No demands. No anger.
Just stillness.
Then: “He’ll live,” Nikolai said simply. “Barely a scratch.” Another beat. “Good aim, by the way.”
Silence.
Then, a gentle rustle — Nikolai lowering himself further, sitting on the floor, shoulder against the side of the bed, right next to the little hiding spot.
He didn’t reach for {{user}}. Didn’t try to pull him out.
He just sat there. Long minutes passed.
Finally, he spoke again. Quieter now.
“You’re waiting for me to stop pretending.”
{{user}} blinked.
“That one day I’ll get tired of feeding you. That I’ll send you back. Or lock the door. That I’ll stop acting like you matter.”
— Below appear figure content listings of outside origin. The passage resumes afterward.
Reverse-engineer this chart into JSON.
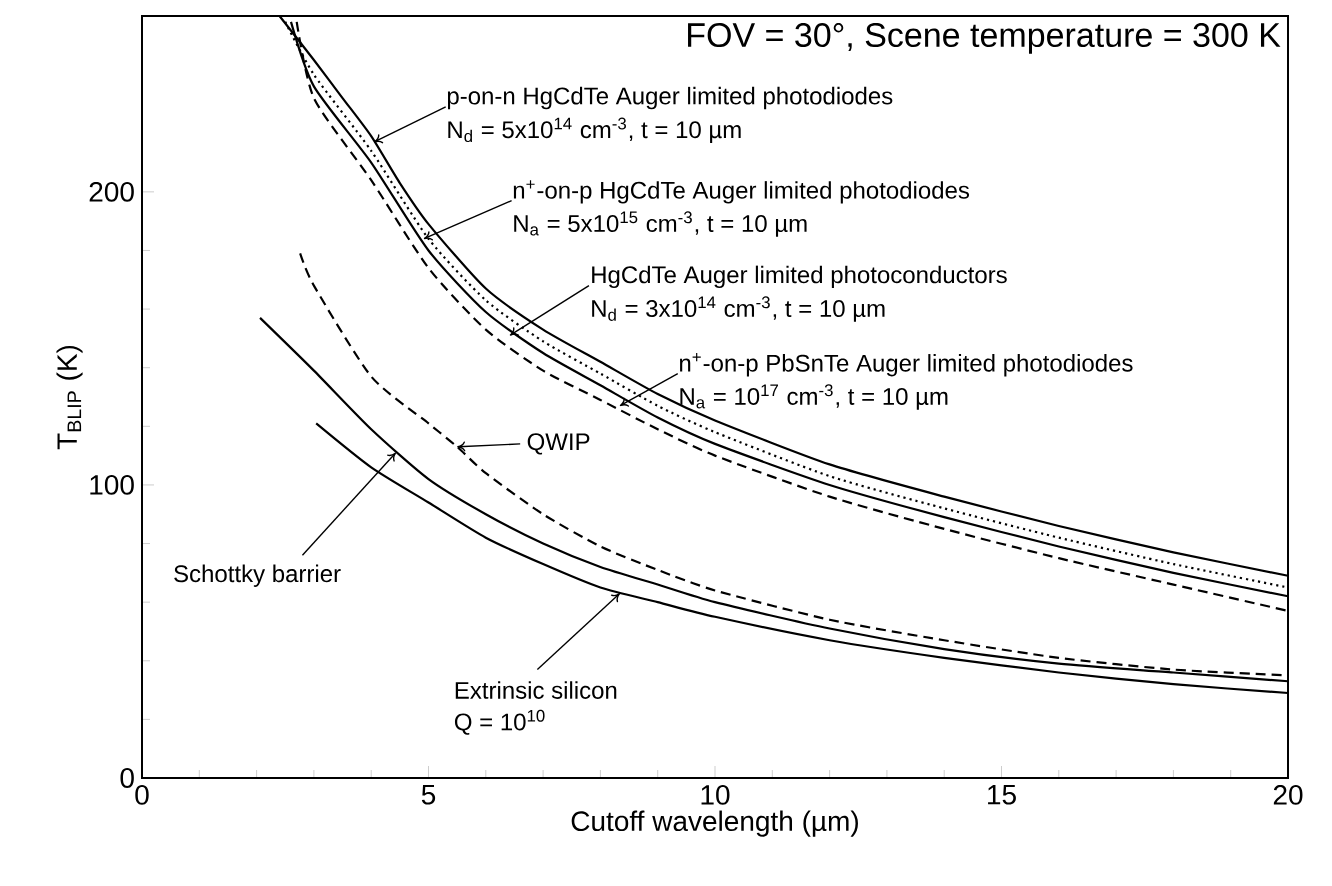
{
  "chart_data": {
    "type": "line",
    "title": "FOV = 30°, Scene temperature = 300 K",
    "xlabel": "Cutoff wavelength (µm)",
    "ylabel": "T$_{BLIP}$ (K)",
    "xlim": [
      0,
      20
    ],
    "ylim": [
      0,
      260
    ],
    "xticks": [
      0,
      5,
      10,
      15,
      20
    ],
    "yticks": [
      0,
      100,
      200
    ],
    "series": [
      {
        "color": "#000000",
        "line_style": "solid",
        "x": [
          2.4,
          3,
          3.5,
          4,
          4.5,
          5,
          6,
          7,
          8,
          9,
          10,
          12,
          14,
          16,
          18,
          20
        ],
        "values": [
          260,
          245,
          232,
          219,
          203,
          189,
          167,
          153,
          142,
          131,
          122,
          107,
          96,
          86,
          77,
          69
        ]
      },
      {
        "color": "#000000",
        "line_style": "dotted",
        "x": [
          2.5,
          3,
          4,
          5,
          6,
          7,
          8,
          9,
          10,
          12,
          14,
          16,
          18,
          20
        ],
        "values": [
          258,
          240,
          214,
          184,
          163,
          149,
          138,
          127,
          118,
          103,
          92,
          82,
          73,
          65
        ]
      },
      {
        "color": "#000000",
        "line_style": "solid",
        "x": [
          2.6,
          3,
          4,
          5,
          6,
          7,
          8,
          9,
          10,
          12,
          14,
          16,
          18,
          20
        ],
        "values": [
          258,
          236,
          210,
          180,
          159,
          145,
          134,
          123,
          114,
          100,
          89,
          79,
          70,
          62
        ]
      },
      {
        "color": "#000000",
        "line_style": "dashed",
        "x": [
          2.7,
          3,
          4,
          5,
          6,
          7,
          8,
          9,
          10,
          12,
          14,
          16,
          18,
          20
        ],
        "values": [
          258,
          232,
          204,
          174,
          153,
          139,
          129,
          119,
          110,
          96,
          85,
          75,
          66,
          57
        ]
      },
      {
        "color": "#000000",
        "line_style": "dashed",
        "x": [
          2.76,
          3,
          4,
          5,
          5.5,
          6,
          7,
          8,
          9,
          10,
          12,
          14,
          16,
          18,
          20
        ],
        "values": [
          179,
          168,
          137,
          121,
          113,
          104,
          90,
          79,
          71,
          64,
          54,
          47,
          41,
          37,
          35
        ]
      },
      {
        "color": "#000000",
        "line_style": "solid",
        "x": [
          2.06,
          3,
          4,
          5,
          6,
          7,
          8,
          9,
          10,
          12,
          14,
          16,
          18,
          20
        ],
        "values": [
          157,
          139,
          119,
          102,
          90,
          80,
          72,
          66,
          60,
          51,
          44,
          39,
          36,
          33
        ]
      },
      {
        "color": "#000000",
        "line_style": "solid",
        "x": [
          3.04,
          4,
          5,
          6,
          7,
          8,
          9,
          10,
          12,
          14,
          16,
          18,
          20
        ],
        "values": [
          121,
          106,
          94,
          82,
          73,
          65,
          60,
          55,
          47,
          41,
          36,
          32,
          29
        ]
      }
    ],
    "annotations": [
      {
        "text": "p-on-n HgCdTe Auger limited photodiodes",
        "x": 4.05,
        "y": 217
      },
      "N$_{d}$ = 5x10$^{14}$ cm$^{-3}$, t = 10 µm",
      {
        "text": "n$^{+}$-on-p HgCdTe Auger limited photodiodes",
        "x": 4.92,
        "y": 184
      },
      "N$_{a}$ = 5x10$^{15}$ cm$^{-3}$, t = 10 µm",
      {
        "text": "HgCdTe Auger limited photoconductors",
        "x": 6.42,
        "y": 151
      },
      "N$_{d}$ = 3x10$^{14}$ cm$^{-3}$, t = 10 µm",
      {
        "text": "n$^{+}$-on-p PbSnTe  Auger limited photodiodes",
        "x": 8.34,
        "y": 127
      },
      "N$_{a}$ = 10$^{17}$ cm$^{-3}$, t = 10 µm",
      {
        "text": "QWIP",
        "x": 5.5,
        "y": 113
      },
      {
        "text": "Schottky barrier",
        "x": 4.43,
        "y": 111
      },
      {
        "text": "Extrinsic silicon",
        "x": 8.34,
        "y": 63
      },
      "Q = 10$^{10}$"
    ]
  }
}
The words sat heavy in the dark.
Nikolai leaned his head back against the bed, voice low but steady:
“I’m not pretending, malysh.” “You’re mine. Whether you like it or not.”
A soft noise — not quite a sob, not quite a breath — escaped {{user}}’s throat.
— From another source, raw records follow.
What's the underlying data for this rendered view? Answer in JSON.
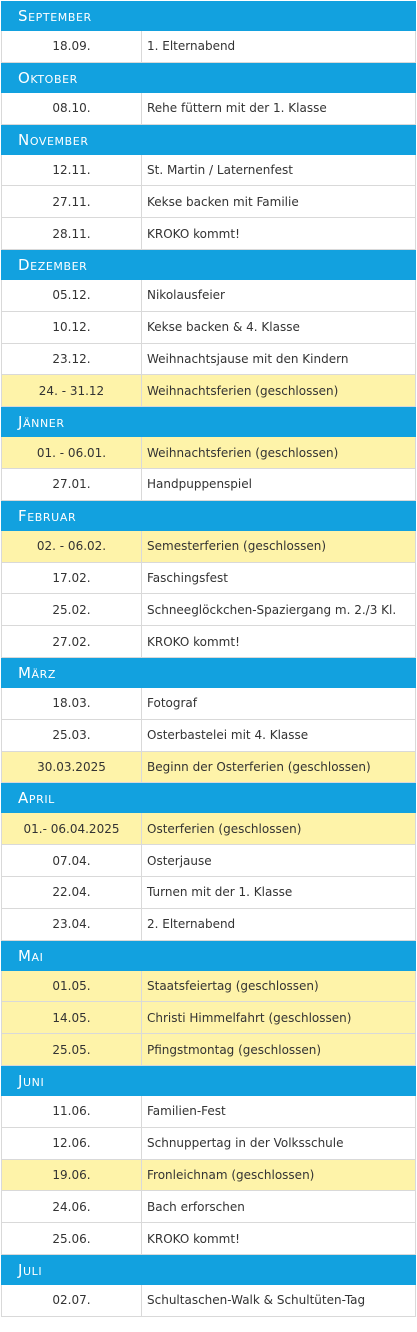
{
  "colors": {
    "header": "#12a1df",
    "closed_row": "#fef3a9",
    "border": "#d9d9d9"
  },
  "months": [
    {
      "name": "September",
      "events": [
        {
          "date": "18.09.",
          "title": "1. Elternabend",
          "closed": false
        }
      ]
    },
    {
      "name": "Oktober",
      "events": [
        {
          "date": "08.10.",
          "title": "Rehe füttern mit der 1. Klasse",
          "closed": false
        }
      ]
    },
    {
      "name": "November",
      "events": [
        {
          "date": "12.11.",
          "title": "St. Martin / Laternenfest",
          "closed": false
        },
        {
          "date": "27.11.",
          "title": "Kekse backen mit Familie",
          "closed": false
        },
        {
          "date": "28.11.",
          "title": "KROKO kommt!",
          "closed": false
        }
      ]
    },
    {
      "name": "Dezember",
      "events": [
        {
          "date": "05.12.",
          "title": "Nikolausfeier",
          "closed": false
        },
        {
          "date": "10.12.",
          "title": "Kekse backen & 4. Klasse",
          "closed": false
        },
        {
          "date": "23.12.",
          "title": "Weihnachtsjause mit den Kindern",
          "closed": false
        },
        {
          "date": "24. - 31.12",
          "title": "Weihnachtsferien (geschlossen)",
          "closed": true
        }
      ]
    },
    {
      "name": "Jänner",
      "events": [
        {
          "date": "01. - 06.01.",
          "title": "Weihnachtsferien (geschlossen)",
          "closed": true
        },
        {
          "date": "27.01.",
          "title": "Handpuppenspiel",
          "closed": false
        }
      ]
    },
    {
      "name": "Februar",
      "events": [
        {
          "date": "02. - 06.02.",
          "title": "Semesterferien (geschlossen)",
          "closed": true
        },
        {
          "date": "17.02.",
          "title": "Faschingsfest",
          "closed": false
        },
        {
          "date": "25.02.",
          "title": "Schneeglöckchen-Spaziergang m. 2./3 Kl.",
          "closed": false
        },
        {
          "date": "27.02.",
          "title": "KROKO kommt!",
          "closed": false
        }
      ]
    },
    {
      "name": "März",
      "events": [
        {
          "date": "18.03.",
          "title": "Fotograf",
          "closed": false
        },
        {
          "date": "25.03.",
          "title": "Osterbastelei mit 4. Klasse",
          "closed": false
        },
        {
          "date": "30.03.2025",
          "title": "Beginn der Osterferien (geschlossen)",
          "closed": true
        }
      ]
    },
    {
      "name": "April",
      "events": [
        {
          "date": "01.- 06.04.2025",
          "title": "Osterferien (geschlossen)",
          "closed": true
        },
        {
          "date": "07.04.",
          "title": "Osterjause",
          "closed": false
        },
        {
          "date": "22.04.",
          "title": "Turnen mit der 1. Klasse",
          "closed": false
        },
        {
          "date": "23.04.",
          "title": "2. Elternabend",
          "closed": false
        }
      ]
    },
    {
      "name": "Mai",
      "events": [
        {
          "date": "01.05.",
          "title": "Staatsfeiertag (geschlossen)",
          "closed": true
        },
        {
          "date": "14.05.",
          "title": "Christi Himmelfahrt (geschlossen)",
          "closed": true
        },
        {
          "date": "25.05.",
          "title": "Pfingstmontag (geschlossen)",
          "closed": true
        }
      ]
    },
    {
      "name": "Juni",
      "events": [
        {
          "date": "11.06.",
          "title": "Familien-Fest",
          "closed": false
        },
        {
          "date": "12.06.",
          "title": "Schnuppertag in der Volksschule",
          "closed": false
        },
        {
          "date": "19.06.",
          "title": "Fronleichnam (geschlossen)",
          "closed": true
        },
        {
          "date": "24.06.",
          "title": "Bach erforschen",
          "closed": false
        },
        {
          "date": "25.06.",
          "title": "KROKO kommt!",
          "closed": false
        }
      ]
    },
    {
      "name": "Juli",
      "events": [
        {
          "date": "02.07.",
          "title": "Schultaschen-Walk & Schultüten-Tag",
          "closed": false
        }
      ]
    }
  ]
}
The silence stretched again, thick with something he didn’t have a name for.
Then, finally… he moved.
Just a little. Crawling out, slow and uncertain, like a wild thing deciding whether to risk being seen.
He stopped a foot away from Nikolai, curled up tight.
Eyes down.
Chest shaking.
And for a moment, Nikolai didn’t move. Then he opened his arms — not reaching, not pulling — just offering.
That was all it took.
{{user}} launched forward, crawling into his lap like he didn’t mean to — like it hurt to need it — but couldn’t help himself.
And Nikolai?
He didn’t flinch.
He held him, careful and firm. One hand on the back of that too-small hoodie, the other cradling the boy’s head against his shoulder.
No lectures. No “what did I tell you”s.
Just the steady beat of his heart and the whisper of:
“I’ve got you.”
“You're safe now.”
A kiss pressed into messy hair.
{{user}} cried. Quiet, tired, trembling.
And for the first time in a very long time… he let someone hold all that weight for him.